With patched 2.4.48 I get "503 Service Unavailable" after exacly 60-65s every time
If I were to hit ctrl+r in browser while page is loading page would get loaded immediately (new connections are handled fine).

So unfortunetly patch made things worse somehow.

[Sun Aug 29 15:12:34 2021] [notice] [sv1.] event.c(3298): [client AH00493: SIGUSR1 received.  Doing graceful restart
[Sun Aug 29 15:12:40 2021] [notice] [sv1.] event.c(3046): [client AH99999: Gracefully stopping old generation 5
[Sun Aug 29 15:12:40 2021] [notice] [sv1.] event.c(3195): [client AH00489: Apache/2.4.48 (Unix) OpenSSL/1.1.1b SVN/1.9.3 mod_fcgid/2.3.9 Phusion_Passenger/5.3.4 configured -- resuming normal operations (generation 6)
[Sun Aug 29 15:12:40 2021] [warn] [sv1.] event.c(2995): [client AH00488: long lost child came home! (pid 19567)
[Sun Aug 29 15:12:41 2021] [notice] [sv1.] event.c(2497): [client AH00000: Child 23171 initialization start (generation 6)
[Sun Aug 29 15:12:41 2021] [notice] [sv1.] event.c(2503): [client AH00001: Child 23171 initialization done (generation 6)
[Sun Aug 29 15:12:42 2021] [notice] [sv1.] event.c(2497): [client AH00000: Child 23354 initialization start (generation 6)
[Sun Aug 29 15:12:42 2021] [notice] [sv1.] event.c(2503): [client AH00001: Child 23354 initialization done (generation 6)
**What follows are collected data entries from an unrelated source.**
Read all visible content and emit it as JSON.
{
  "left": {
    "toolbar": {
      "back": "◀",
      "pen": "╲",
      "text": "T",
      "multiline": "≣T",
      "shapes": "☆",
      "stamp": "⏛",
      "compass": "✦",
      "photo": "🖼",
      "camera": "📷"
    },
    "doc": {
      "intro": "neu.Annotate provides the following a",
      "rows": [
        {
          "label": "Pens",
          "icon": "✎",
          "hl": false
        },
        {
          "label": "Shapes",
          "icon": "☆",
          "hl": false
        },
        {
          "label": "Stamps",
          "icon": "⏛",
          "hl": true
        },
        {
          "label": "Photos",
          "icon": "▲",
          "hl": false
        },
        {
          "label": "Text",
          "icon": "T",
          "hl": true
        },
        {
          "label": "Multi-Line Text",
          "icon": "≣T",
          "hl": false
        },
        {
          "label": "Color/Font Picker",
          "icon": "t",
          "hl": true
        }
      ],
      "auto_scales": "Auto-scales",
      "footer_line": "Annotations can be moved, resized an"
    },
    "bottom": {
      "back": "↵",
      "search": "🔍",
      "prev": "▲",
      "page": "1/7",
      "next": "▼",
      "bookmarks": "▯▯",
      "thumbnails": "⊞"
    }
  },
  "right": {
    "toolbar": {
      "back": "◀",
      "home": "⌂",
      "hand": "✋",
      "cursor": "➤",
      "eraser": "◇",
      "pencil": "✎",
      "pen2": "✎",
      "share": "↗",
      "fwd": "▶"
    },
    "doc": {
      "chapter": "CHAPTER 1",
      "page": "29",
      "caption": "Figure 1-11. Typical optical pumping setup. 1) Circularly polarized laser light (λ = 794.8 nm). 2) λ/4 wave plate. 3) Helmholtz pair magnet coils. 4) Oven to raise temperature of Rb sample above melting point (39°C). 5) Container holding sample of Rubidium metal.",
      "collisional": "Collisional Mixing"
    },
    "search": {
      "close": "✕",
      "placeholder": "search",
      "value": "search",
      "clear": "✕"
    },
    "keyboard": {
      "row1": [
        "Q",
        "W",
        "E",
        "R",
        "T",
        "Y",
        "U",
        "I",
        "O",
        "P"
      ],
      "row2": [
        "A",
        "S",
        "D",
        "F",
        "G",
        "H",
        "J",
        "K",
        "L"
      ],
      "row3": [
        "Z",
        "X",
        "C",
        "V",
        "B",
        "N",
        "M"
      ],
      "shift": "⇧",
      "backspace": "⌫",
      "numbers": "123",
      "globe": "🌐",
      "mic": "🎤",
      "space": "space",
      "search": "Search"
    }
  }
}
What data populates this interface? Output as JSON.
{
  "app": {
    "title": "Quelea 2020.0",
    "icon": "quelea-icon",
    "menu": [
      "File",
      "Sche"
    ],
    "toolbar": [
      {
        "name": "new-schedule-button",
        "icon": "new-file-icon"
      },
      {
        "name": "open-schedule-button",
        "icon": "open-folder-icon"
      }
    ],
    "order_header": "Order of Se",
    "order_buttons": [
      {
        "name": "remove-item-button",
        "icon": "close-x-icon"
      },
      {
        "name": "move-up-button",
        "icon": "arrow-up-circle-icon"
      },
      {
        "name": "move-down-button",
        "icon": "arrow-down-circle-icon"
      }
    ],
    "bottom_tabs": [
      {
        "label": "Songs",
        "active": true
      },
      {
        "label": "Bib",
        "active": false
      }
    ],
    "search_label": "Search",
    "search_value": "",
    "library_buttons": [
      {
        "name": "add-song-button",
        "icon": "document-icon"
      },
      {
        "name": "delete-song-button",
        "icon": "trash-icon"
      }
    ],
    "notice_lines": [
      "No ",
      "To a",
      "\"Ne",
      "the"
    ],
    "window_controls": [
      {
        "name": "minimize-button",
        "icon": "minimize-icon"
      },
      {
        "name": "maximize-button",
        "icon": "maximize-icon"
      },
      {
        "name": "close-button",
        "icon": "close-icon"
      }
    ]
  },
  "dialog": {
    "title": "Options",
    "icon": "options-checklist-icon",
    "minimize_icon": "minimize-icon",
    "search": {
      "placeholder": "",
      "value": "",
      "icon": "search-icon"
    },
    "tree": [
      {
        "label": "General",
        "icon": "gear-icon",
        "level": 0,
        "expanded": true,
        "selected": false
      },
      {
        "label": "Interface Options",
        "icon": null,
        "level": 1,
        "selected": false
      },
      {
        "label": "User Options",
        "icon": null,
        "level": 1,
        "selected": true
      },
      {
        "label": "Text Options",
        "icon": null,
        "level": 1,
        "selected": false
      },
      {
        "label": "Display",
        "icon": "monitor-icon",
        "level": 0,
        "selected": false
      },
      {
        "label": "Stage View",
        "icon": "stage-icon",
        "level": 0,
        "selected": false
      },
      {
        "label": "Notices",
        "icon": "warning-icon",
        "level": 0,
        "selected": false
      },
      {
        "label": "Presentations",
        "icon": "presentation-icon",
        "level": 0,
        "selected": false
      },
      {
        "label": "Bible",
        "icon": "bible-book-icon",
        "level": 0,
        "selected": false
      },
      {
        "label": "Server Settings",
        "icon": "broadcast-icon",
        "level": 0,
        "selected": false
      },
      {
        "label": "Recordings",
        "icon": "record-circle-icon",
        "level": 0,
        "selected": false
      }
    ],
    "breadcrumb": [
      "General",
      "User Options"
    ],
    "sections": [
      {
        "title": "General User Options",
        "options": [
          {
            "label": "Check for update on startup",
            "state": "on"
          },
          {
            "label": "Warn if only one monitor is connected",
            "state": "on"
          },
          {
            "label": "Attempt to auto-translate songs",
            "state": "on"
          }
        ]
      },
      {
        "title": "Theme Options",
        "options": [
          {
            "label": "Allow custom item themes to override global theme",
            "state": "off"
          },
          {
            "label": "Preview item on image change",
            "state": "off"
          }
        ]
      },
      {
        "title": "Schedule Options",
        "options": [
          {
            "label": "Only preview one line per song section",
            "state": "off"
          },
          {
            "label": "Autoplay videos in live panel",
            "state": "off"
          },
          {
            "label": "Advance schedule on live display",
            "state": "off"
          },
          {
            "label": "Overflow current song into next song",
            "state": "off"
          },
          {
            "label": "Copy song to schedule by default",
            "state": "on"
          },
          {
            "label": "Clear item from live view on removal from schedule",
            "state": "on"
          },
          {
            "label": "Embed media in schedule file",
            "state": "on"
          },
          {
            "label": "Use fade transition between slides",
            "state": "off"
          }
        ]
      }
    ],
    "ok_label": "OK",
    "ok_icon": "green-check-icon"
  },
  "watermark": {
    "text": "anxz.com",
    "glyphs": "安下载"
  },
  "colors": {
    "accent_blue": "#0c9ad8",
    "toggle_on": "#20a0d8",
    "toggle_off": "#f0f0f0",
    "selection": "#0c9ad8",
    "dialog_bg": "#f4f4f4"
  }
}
Comment 7 apache-bugs.a2 2021-08-29 14:24:00 UTC

Problem descrived above occurs only when request were made to page which is generated by PHP at my server. There is no problem with static htm pages.
PHP at my server is handler by mod_fcgid (https://httpd.apache.org/mod_fcgid/) witch pagch from https://bz.apache.org/bugzilla/show_bug.cgi?id=48769 fixing graceful restarts https://bz.apache.org/bugzilla/attachment.cgi?id=28262

So yeah... this is some module nuance

And now when your patch becomes mainline in httpd I will have even worse problem than initialy. Damn :)

Comment 8 apache-bugs.a2 2021-08-29 17:09:45 UTC

Unpached, stock mod_fcgid does not suffer from "503 Service Unavailable" with r1892587 patch, but there is short time window (about 1-2s) for immediate "ERR_CONNECTION_RESET" in browser which does not happen without r1892587 patch.
Also there is no improvement - http request to stock mod_fcgid resource made during graceful restart causes page "loading" in visitor browser for 5-20s (or ERR_CONNECTION_RESET in first 1-2 seconds)

Comment 9 apache-bugs.a2 2021-10-26 21:27:18 UTC

Jut to reiterate:

Patch r1892587 works but not for resources handled by mod_fcgid (php pages). In case of these resources there is NO CHANGE, graceful restart that takes 30s still causes no new mod_fcgid handlers to be spawned for 30s. Is that httpd problem or mod_fcgid problem?